Setelah pasien terpajan alergen penyebab atau faktor pencetus, segera akan timbul dispnea. Pasien merasa seperti tercekik dan harus berdiri atau duduk dan berusaha penuh mengerahkan tenaga untuk bernafas. Kesulitan utama terletak pada saat ekspirasi. Percabangan trakeobronkial melebar dan memanjang selama inspirasi, tetapi sulit untuk memaksakan udara keluar dari bronkiolus yang sempit, mengalami edema dan terisi mukus, yang dalam keadaan normal akan berkontraksi sampai tingkatan tertentu pada saat ekspirasi.
Udara terperangkap pada bagian distal tempat penyumbatan, sehingga terjadi hiperinflasi progresif paru. Akan timbul mengi ekspirasi memanjang yang merupakan ciri khas asma sewaktu pasien berusaha memaksakan udara keluar. Serangan asma seperti ini dapat berlangsung beberapa menit sampai beberapa jam, diikuti batuk produktif dengan sputum berwarna keputih-putihan.

G.      KOMPLIKASI 
1.      Mengancam pada gangguan keseimbangan asam basa  dan gagal nafas
2.      Chronic persisten bronchitis
3.      Bronchitis
4.      Pneumonia
5.      Emphysema
6.      Meskipun serangan asma jarang ada yang fatal, kadang terjadireaksi kontinu yang lebih berat, yang disebut “status asmatikus”, kondisi ini mengancam hidup (Smeltzer & Bare, 2012).

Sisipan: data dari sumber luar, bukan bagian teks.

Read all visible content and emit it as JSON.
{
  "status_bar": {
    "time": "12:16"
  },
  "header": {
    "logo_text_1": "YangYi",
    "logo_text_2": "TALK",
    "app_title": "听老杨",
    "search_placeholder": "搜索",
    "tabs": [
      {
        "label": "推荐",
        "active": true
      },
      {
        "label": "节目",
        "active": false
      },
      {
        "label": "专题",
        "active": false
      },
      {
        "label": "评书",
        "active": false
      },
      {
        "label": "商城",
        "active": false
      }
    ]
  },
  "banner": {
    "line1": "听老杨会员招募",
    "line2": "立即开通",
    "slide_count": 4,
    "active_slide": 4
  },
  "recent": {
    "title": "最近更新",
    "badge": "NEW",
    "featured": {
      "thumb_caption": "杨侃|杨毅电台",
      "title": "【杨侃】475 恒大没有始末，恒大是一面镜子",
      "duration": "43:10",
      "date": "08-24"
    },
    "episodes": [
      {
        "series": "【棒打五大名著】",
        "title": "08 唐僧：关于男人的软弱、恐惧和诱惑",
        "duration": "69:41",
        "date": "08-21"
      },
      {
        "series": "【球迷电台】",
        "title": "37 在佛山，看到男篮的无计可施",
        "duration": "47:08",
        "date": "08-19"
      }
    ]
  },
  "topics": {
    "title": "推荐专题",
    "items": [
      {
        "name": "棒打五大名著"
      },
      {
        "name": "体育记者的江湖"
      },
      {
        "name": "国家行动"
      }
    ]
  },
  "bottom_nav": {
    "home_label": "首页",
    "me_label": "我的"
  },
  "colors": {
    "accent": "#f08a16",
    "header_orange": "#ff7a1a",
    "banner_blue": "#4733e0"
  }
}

H.      PEMERIKSAAN PENUNJANG 
1.      Pemeriksaan sputum
2.      Pemeriksaan darah
Pada pemeriksaan darah yang rutin diharapkan eosinofil meninggi, sedangkan leukosit dapat meninggi atau normal, walaupun terdapat komplikasi asma
3.      Gas analisa darah
Terdapat hasil aliran darah yang variabel, akan tetapi bila terdapat peninggian PaCO2 maupun penurunan pH menunjukkan prognosis yang buruk
4.      Pemeriksaan tes kulit untuk mencari faktor alergi dengan berbagai alergennya dapat menimbulkan reaksi yang positif pada tipe asma atopik.
5.      Foto rontgen
Pada umumnya, pemeriksaan foto rontgen pada asma normal.
6.      Elektrokardiografi
Gambaran elektrokardiografi selama terjadi serangan asma dapat dibagi atas tiga bagian dan disesuaikan dengan gambaran emfisema paru.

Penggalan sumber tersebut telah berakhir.